BERT Ransomware Forcibly Shut Down ESXi Virtual Machines to Disrupt Recovery
New ransomware group employs advanced virtualization attack tactics to maximize damage and hinder organizational recovery efforts.
A newly emerged ransomware group known as BERT has introduced a particularly disruptive capability that sets it apart from traditional ransomware operations: the ability to forcibly terminate ESXi virtual machines before encryption, significantly complicating recovery efforts for targeted organizations.
First observed in April 2025, BERT (tracked by Trend Micro as Water Pombero) has quickly established itself as a serious threat to virtualized environments across Asia, Europe, and the United States.
Advanced Virtual Machine Targeting
The ransomware’s most concerning feature lies in its Linux variant, which can detect and forcibly shut down ESXi virtual machines before proceeding with file encryption.
This tactical approach ensures that virtual machines cannot continue running during the attack, preventing administrators from quickly migrating or backing up critical systems.
The malware executes commands that force the termination of all running VM processes on ESXi hosts, maximizing operational disruption.

Diagram of VMware vSphere architecture showing clients, vCenter Server, application and infrastructure services, and physical enterprise servers, network, and storage virtualization.
BERT’s Linux implementation supports up to 50 concurrent threads for rapid encryption, allowing the ransomware to process large virtualized environments efficiently.
When executed without command line parameters, the malware automatically proceeds to shut down virtual machines using built-in ESXi commands, demonstrating sophisticated knowledge of VMware infrastructure.
The ransomware group has developed variants targeting Windows, Linux, and ESXi platforms simultaneously, enabling comprehensive attacks across hybrid IT environments.
On Windows systems, BERT employs PowerShell-based loaders that disable security features including Windows Defender, firewalls, and User Account Control before downloading the main payload from Russian infrastructure.

The group’s targeting strategy focuses primarily on healthcare, technology, and event services sectors, with confirmed victims spanning multiple continents.
Security researchers have identified connections between BERT’s codebase and previously leaked REvil Linux variants, suggesting the group may have repurposed existing ransomware frameworks for enhanced effectiveness.
The forced shutdown capability represents a significant escalation in ransomware tactics, as it directly undermines disaster recovery procedures that organizations rely upon during cyber incidents.
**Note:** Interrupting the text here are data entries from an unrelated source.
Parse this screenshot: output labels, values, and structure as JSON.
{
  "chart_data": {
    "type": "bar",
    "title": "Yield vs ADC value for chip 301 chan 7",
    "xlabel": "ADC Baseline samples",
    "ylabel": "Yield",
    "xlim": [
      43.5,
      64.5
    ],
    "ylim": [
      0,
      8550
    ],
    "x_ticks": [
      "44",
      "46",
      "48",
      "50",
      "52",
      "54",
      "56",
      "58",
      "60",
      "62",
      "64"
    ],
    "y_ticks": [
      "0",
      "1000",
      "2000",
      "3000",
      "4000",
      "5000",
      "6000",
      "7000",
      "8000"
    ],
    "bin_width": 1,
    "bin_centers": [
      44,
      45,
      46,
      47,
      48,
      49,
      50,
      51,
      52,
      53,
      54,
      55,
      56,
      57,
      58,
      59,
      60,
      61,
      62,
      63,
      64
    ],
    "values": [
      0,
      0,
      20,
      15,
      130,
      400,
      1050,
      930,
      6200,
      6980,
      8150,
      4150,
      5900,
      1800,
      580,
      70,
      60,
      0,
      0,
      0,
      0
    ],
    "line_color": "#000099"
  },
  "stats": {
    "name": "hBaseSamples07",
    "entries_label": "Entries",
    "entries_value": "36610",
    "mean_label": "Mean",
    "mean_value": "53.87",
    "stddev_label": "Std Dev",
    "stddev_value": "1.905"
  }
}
Traditional recovery methods often involve quickly spinning up backup virtual machines or migrating workloads to alternate hosts, but BERT’s approach eliminates these options by systematically terminating all VM processes.
Organizations using VMware ESXi hypervisors face particular risk, as a single compromised hypervisor can affect dozens of virtual machines simultaneously.
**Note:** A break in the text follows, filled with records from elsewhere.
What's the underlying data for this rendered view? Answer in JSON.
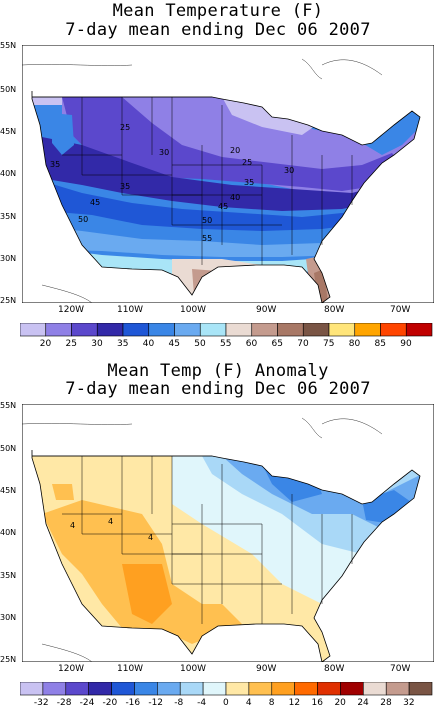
{
  "panels": [
    {
      "title_line1": "Mean Temperature (F)",
      "title_line2": "7-day mean ending Dec 06 2007",
      "lat_labels": [
        "55N",
        "50N",
        "45N",
        "40N",
        "35N",
        "30N",
        "25N"
      ],
      "lon_labels": [
        "120W",
        "110W",
        "100W",
        "90W",
        "80W",
        "70W"
      ],
      "contour_labels": [
        "25",
        "30",
        "20",
        "25",
        "35",
        "30",
        "35",
        "40",
        "45",
        "35",
        "45",
        "50",
        "50",
        "55"
      ],
      "legend_labels": [
        "20",
        "25",
        "30",
        "35",
        "40",
        "45",
        "50",
        "55",
        "60",
        "65",
        "70",
        "75",
        "80",
        "85",
        "90"
      ],
      "legend_colors": [
        "#c9c2f2",
        "#8f80e6",
        "#5b48cc",
        "#3229a8",
        "#1f57d6",
        "#3a86e6",
        "#6aaaf0",
        "#a9e5f7",
        "#eadbd3",
        "#c49b8e",
        "#a87866",
        "#7a5545",
        "#ffe57a",
        "#ffa500",
        "#ff4500",
        "#c00000"
      ]
    },
    {
      "title_line1": "Mean Temp (F) Anomaly",
      "title_line2": "7-day mean ending Dec 06 2007",
      "lat_labels": [
        "55N",
        "50N",
        "45N",
        "40N",
        "35N",
        "30N",
        "25N"
      ],
      "lon_labels": [
        "120W",
        "110W",
        "100W",
        "90W",
        "80W",
        "70W"
      ],
      "contour_labels": [
        "4",
        "4",
        "4"
      ],
      "legend_labels": [
        "-32",
        "-28",
        "-24",
        "-20",
        "-16",
        "-12",
        "-8",
        "-4",
        "0",
        "4",
        "8",
        "12",
        "16",
        "20",
        "24",
        "28",
        "32"
      ],
      "legend_colors": [
        "#c9c2f2",
        "#8f80e6",
        "#5b48cc",
        "#3229a8",
        "#1f57d6",
        "#3a86e6",
        "#6aaaf0",
        "#a9d8f7",
        "#e0f6fb",
        "#ffe8a6",
        "#ffc050",
        "#ffa020",
        "#ff6a00",
        "#e03000",
        "#a00000",
        "#eadbd3",
        "#c49b8e",
        "#7a5545"
      ]
    }
  ]
}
The ransomware appends different file extensions depending on the target platform: “.encryptedbybert” on Windows systems and “.encrypted_by_bert” on Linux and ESXi environments.
Mitigations
Cybersecurity experts recommend implementing enhanced monitoring for PowerShell abuse and unauthorized script execution, particularly focusing on loaders that disable security tools.
Organizations should also consider network segmentation to isolate ESXi management interfaces and implement robust backup strategies that include offline and immutable copies.
The emergence of BERT underscores the evolving sophistication of ransomware operations and their increasing focus on virtualized infrastructure.
As organizations continue to consolidate workloads onto virtualization platforms, the potential impact of such targeted attacks will only grow, making proactive defense measures more critical than ever.